Two student rental properties on Troup Avenue covering roughly a quarter of an acre would be purchased for $280,000. They would be renovated into crime-scene simulation houses as part of the school’s forensics study program tied to the Ohio Attorney General’s Center for the Future of Forensics Science that opened nearly two years ago.
“The structures will be used to simulate crime scenes to provide a realistic environment for forensic students who perform investigations while students,” said Steve Krakoff, BGSU vice president for capital planning and campus operations.
“It’s in a neighborhood,” he said. “They’re real houses and garages. They will be upgraded to make them more suitable for us. … They’ll look nice. We’ll relandscape them to enhance the neighborhood, but you’ll see yellow crime tape there from time to time.”
Two more buildings on East Wooster Street, totaling just over a third of an acre, would be purchased for $351,000. Near the entrance to the academic core of the school, they would be demolished as part of the university and city’s broader plans to redevelop the East Wooster Street corridor from downtown Bowling Green to I-75.
Those plans are still in their preliminary stages, so the new uses for the sites have not been identified, Mr. Krakoff said. The school will likely use these buildings first for training under its firefighter school near the end of the school year in May, with final demolition occurring after that.
The Ohio Controlling Board, a budgetary panel consisting of six state lawmakers and one member of Gov. John Kasich’s administration, will consider the requests Monday. Its approval is required before the university can spend the money from its operating funds. The school says the purchases will not affect student fees.

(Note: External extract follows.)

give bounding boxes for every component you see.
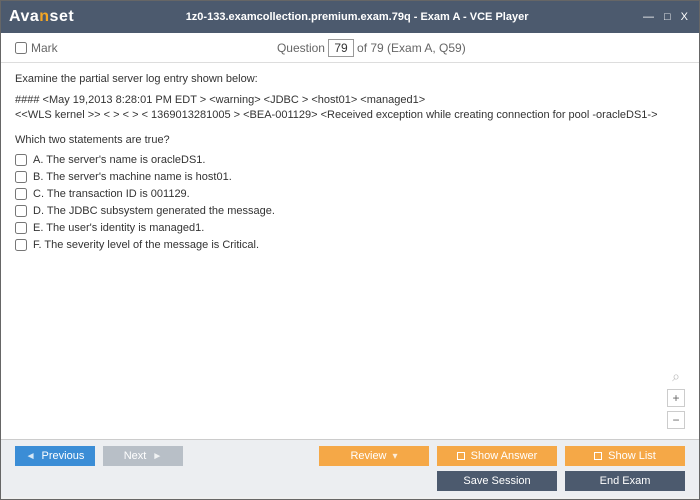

On Nov. 10, 2014, Attorney General Mike DeWine opened the new 30,000-square-foot Bureau of Criminal Identification and Investigation lab. The brick, stone, and glass building assists in state DNA, ballistics, and other criminal evidence testing. The total cost was $14 million, including furniture and equipment.
The university, in turn, offers related undergraduate and master’s forensics degrees, research, and professional training. The center’s director, Jon Sprague, is a university employee whose salary is funded through a grant from the attorney general’s office.
“We’re already using some structures the university owns for crime scenes, but the houses will be much better for that,” Mr. Krakoff said. “We’ll have faculty in an upstairs room watching students as they go through their investigations to make sure technique is followed.”
The student rental properties at 141 and 145 Troup Ave. that would become the forensic simulation houses are now owned by G REM Family Investors, LLC. The properties at 904 and 908 E. Wooster St. were previously purchased by the Bowling Green State University Foundation LLC with this transaction in mind.